Pavlov meneliti apakah bunyi bel
sebagai stimulus berkondisi dapat menimbulkan air liur sebagai respon
berkondisi pada anjing, dan hasilnya adalah :
a) Apabila
daging disajikan maka anjing mengeluarkan air liur (alami)
b) Apabila
bunyi bel disajikan secara bersamaan dengan daging maka air liur tidak keluar
c) Apabila
perlakuan pada poin b) dilakukan secara berulang-ulang maka air liur anjing
dapat keluar
d) Apabila
bunyi bel diganti dengan bunyi sirine maka anjing tetap mengeluarkan air liur
e) Apabila
bunyi bel disajikan sacara terus menerus tanpa diikuti oleh daging maka
lama-lama air liur tidak keluar hal ini disebut extinction (kepunahan)
f) Apabila
stimulus disajikan secara bervariasi yaitu dengan penguatan berupa lampu merah
disertai daging dan lampu hijau tidak disertai daging dan diberikan secara
berulang-ulang maka anjing akan mengeluarkan air liur ketika melihat lampu
merah walaupun tidak disertai daging karena sudah terbentuk respon berkondisi.

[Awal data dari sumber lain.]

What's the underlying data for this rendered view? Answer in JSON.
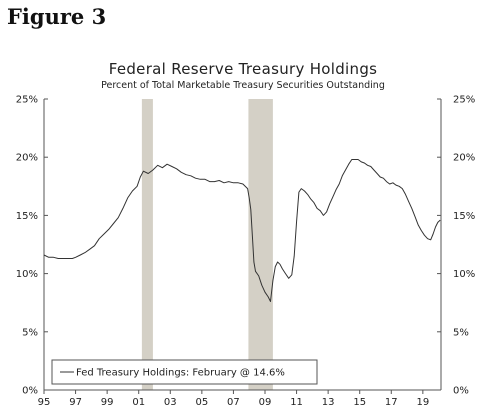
{
  "figure_label": "Figure 3",
  "chart_data": {
    "type": "line",
    "title": "Federal Reserve Treasury Holdings",
    "subtitle": "Percent of Total Marketable Treasury Securities Outstanding",
    "xlabel": "",
    "ylabel": "",
    "xlim": [
      1995.0,
      2020.15
    ],
    "ylim": [
      0,
      25
    ],
    "x_ticks": [
      1995,
      1997,
      1999,
      2001,
      2003,
      2005,
      2007,
      2009,
      2011,
      2013,
      2015,
      2017,
      2019
    ],
    "x_tick_labels": [
      "95",
      "97",
      "99",
      "01",
      "03",
      "05",
      "07",
      "09",
      "11",
      "13",
      "15",
      "17",
      "19"
    ],
    "y_ticks": [
      0,
      5,
      10,
      15,
      20,
      25
    ],
    "y_tick_labels": [
      "0%",
      "5%",
      "10%",
      "15%",
      "20%",
      "25%"
    ],
    "y_axis_sides": "left-and-right",
    "grid": false,
    "shaded_periods": [
      [
        2001.2,
        2001.9
      ],
      [
        2007.95,
        2009.5
      ]
    ],
    "legend": {
      "position": "bottom-left",
      "entries": [
        "Fed Treasury Holdings: February @ 14.6%"
      ]
    },
    "colors": {
      "line": "#333333",
      "recession": "#d4d0c6"
    },
    "series": [
      {
        "name": "Fed Treasury Holdings: February @ 14.6%",
        "points": [
          [
            1995.0,
            11.6
          ],
          [
            1995.3,
            11.4
          ],
          [
            1995.6,
            11.4
          ],
          [
            1995.9,
            11.3
          ],
          [
            1996.2,
            11.3
          ],
          [
            1996.5,
            11.3
          ],
          [
            1996.8,
            11.3
          ],
          [
            1997.0,
            11.4
          ],
          [
            1997.3,
            11.6
          ],
          [
            1997.6,
            11.8
          ],
          [
            1997.9,
            12.1
          ],
          [
            1998.2,
            12.4
          ],
          [
            1998.5,
            13.0
          ],
          [
            1998.8,
            13.4
          ],
          [
            1999.1,
            13.8
          ],
          [
            1999.4,
            14.3
          ],
          [
            1999.7,
            14.8
          ],
          [
            2000.0,
            15.6
          ],
          [
            2000.3,
            16.5
          ],
          [
            2000.6,
            17.1
          ],
          [
            2000.9,
            17.5
          ],
          [
            2001.1,
            18.3
          ],
          [
            2001.3,
            18.8
          ],
          [
            2001.6,
            18.6
          ],
          [
            2001.9,
            18.9
          ],
          [
            2002.2,
            19.3
          ],
          [
            2002.5,
            19.1
          ],
          [
            2002.8,
            19.4
          ],
          [
            2003.1,
            19.2
          ],
          [
            2003.4,
            19.0
          ],
          [
            2003.7,
            18.7
          ],
          [
            2004.0,
            18.5
          ],
          [
            2004.3,
            18.4
          ],
          [
            2004.6,
            18.2
          ],
          [
            2004.9,
            18.1
          ],
          [
            2005.2,
            18.1
          ],
          [
            2005.5,
            17.9
          ],
          [
            2005.8,
            17.9
          ],
          [
            2006.1,
            18.0
          ],
          [
            2006.4,
            17.8
          ],
          [
            2006.7,
            17.9
          ],
          [
            2007.0,
            17.8
          ],
          [
            2007.3,
            17.8
          ],
          [
            2007.6,
            17.7
          ],
          [
            2007.9,
            17.3
          ],
          [
            2008.0,
            16.5
          ],
          [
            2008.1,
            15.5
          ],
          [
            2008.2,
            13.2
          ],
          [
            2008.3,
            11.0
          ],
          [
            2008.4,
            10.2
          ],
          [
            2008.6,
            9.8
          ],
          [
            2008.8,
            9.0
          ],
          [
            2009.0,
            8.4
          ],
          [
            2009.2,
            8.0
          ],
          [
            2009.35,
            7.6
          ],
          [
            2009.5,
            9.4
          ],
          [
            2009.65,
            10.6
          ],
          [
            2009.8,
            11.0
          ],
          [
            2009.95,
            10.8
          ],
          [
            2010.1,
            10.4
          ],
          [
            2010.3,
            10.0
          ],
          [
            2010.5,
            9.6
          ],
          [
            2010.7,
            9.9
          ],
          [
            2010.85,
            11.5
          ],
          [
            2011.0,
            14.5
          ],
          [
            2011.15,
            17.0
          ],
          [
            2011.3,
            17.3
          ],
          [
            2011.5,
            17.1
          ],
          [
            2011.7,
            16.8
          ],
          [
            2011.9,
            16.4
          ],
          [
            2012.1,
            16.1
          ],
          [
            2012.3,
            15.6
          ],
          [
            2012.5,
            15.4
          ],
          [
            2012.7,
            15.0
          ],
          [
            2012.9,
            15.3
          ],
          [
            2013.1,
            16.0
          ],
          [
            2013.3,
            16.6
          ],
          [
            2013.5,
            17.2
          ],
          [
            2013.7,
            17.7
          ],
          [
            2013.9,
            18.4
          ],
          [
            2014.1,
            18.9
          ],
          [
            2014.3,
            19.4
          ],
          [
            2014.5,
            19.8
          ],
          [
            2014.7,
            19.8
          ],
          [
            2014.9,
            19.8
          ],
          [
            2015.1,
            19.6
          ],
          [
            2015.3,
            19.5
          ],
          [
            2015.5,
            19.3
          ],
          [
            2015.7,
            19.2
          ],
          [
            2015.9,
            18.9
          ],
          [
            2016.1,
            18.6
          ],
          [
            2016.3,
            18.3
          ],
          [
            2016.5,
            18.2
          ],
          [
            2016.7,
            17.9
          ],
          [
            2016.9,
            17.7
          ],
          [
            2017.1,
            17.8
          ],
          [
            2017.3,
            17.6
          ],
          [
            2017.5,
            17.5
          ],
          [
            2017.7,
            17.3
          ],
          [
            2017.9,
            16.8
          ],
          [
            2018.1,
            16.2
          ],
          [
            2018.3,
            15.6
          ],
          [
            2018.5,
            14.9
          ],
          [
            2018.7,
            14.2
          ],
          [
            2018.9,
            13.7
          ],
          [
            2019.1,
            13.3
          ],
          [
            2019.3,
            13.0
          ],
          [
            2019.5,
            12.9
          ],
          [
            2019.65,
            13.4
          ],
          [
            2019.8,
            14.0
          ],
          [
            2019.95,
            14.4
          ],
          [
            2020.1,
            14.6
          ]
        ]
      }
    ]
  }
}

Kesimpulan penelitian Pavlov adalah bahwa dalam diri anjing akan terjadi
penglondisian selektif berdasar penguatan selektif artinya anjing dapat
membedakan stimulus yang disertai penguatan dan yang tidak disertai penguatan.
Teori Pavlov ini disebut Classical Conditioning.
Hukum-hukum dan Contoh Penerapan Teori Pavlov-
Dari eksperimen yang dilakukan Pavlov terhadap seekor anjing menghasilkan
hukum-hukum belajar, diantaranya:
- Law of Respondent
Conditioning yakni hukum pembiasaan yang
dituntut. Jika dua macam stimulus dihadirkan secara simultan (yang salah
satunya berfungsi sebagai reinforcer), maka refleks dan stimulus lainnya
akan meningkat.
- Law of Respondent
Extinction yakni hukum pemusnahan yang
dituntut. Jika refleks yang sudah diperkuat melalui Respondent
conditioning itu didatangkan kembali tanpa menghadirkan reinforcer, maka
kekuatannya akan menurun.
Aplikasi Teori Pavlov terhadap Pembelajaran Matematika
Saat
pembelajaran matematika berlangsung, ketika guru memberikan hadiah kepada siswa
(unconditioning stimulus), siswa secara otomatis akan senang/ bersemangat(unconditioning
respons) . Ketika guru memberikan tugas matematika kepada siswa, sebagian besar
siswa kurang bersemangat.
Akan
tetapi, saat itu guru menjanjikan akan member hadiah (Unconditioning Stimulus) kepada
siswa yang berhasil mengerjakan matematika dengan baik (Conditioning Stimulus),
sehingga siswa bersemangat mengerjakan tugas tersebut (Unconditioning
Respon). Setelah lama mengajar, guru itu tidak lagi memberikan hadiah kepada
siswa yang berhasil mengerjakan matematika dengan baik, akan tetapi, siswa
tetap bersemangat (Conditioning respons) mengerjakan dengan harapan akan
mendapat hadiah. Jika guru tidak lagi memberi hadiah, lama-kelamaan siswa tidak
lagi bersemangat mengerjakan matematika.
6.
Teori Bandura
Teori yang dikembangkan
oleh Albert Bandura adalah
Teori Berpikir
Sosial (social Learning Theory).
Eksperimennya yang sangat terkenal adalah eksperimen Bobo Doll yang
menunjukkan anak meniru secara persis perilaku agresif dari orang dewasa. Teori belajar tentang teori berpikir sosial ini
dikembangkan untuk menjelaskan bagaimana orang belajar dalam seting yang
alami/lingkungan sebenarnya.
Teori belajar sosial
Bandura menunjukkan pentingya proses mengamati dan meniru perilaku, sikap dan
reaksi emosi orang lain. Teori ini menjelaskan perilaku manusia dalam, konteks
interaksi timbal balik yang berkesinambungan antara kognitif, perilaku dan
pengaruh lingkungan.
Faktor-faktor yang
berproses dalam belajar observasi adalah:
1.
Perhatian
(atensi), mencakup peristiwa peniruan (adanya kejelasan, keterlibatan perasaan,
tingkat kerumitan, kelaziman, nilai fungsi) dan karakteristik pengamat
(kemampuan indra, minat, persepsi, penguatan sebelumnya). Dalam
proses ini, Individu yang belajar melalui modeling dituntut untuk memperhatikan
dan mempersepsi perilaku model secara tepat. Tingkat keberhasilan belajar itu
ditentukan oleh karakteristik model maupun karakteristik pengamat itu sendiri.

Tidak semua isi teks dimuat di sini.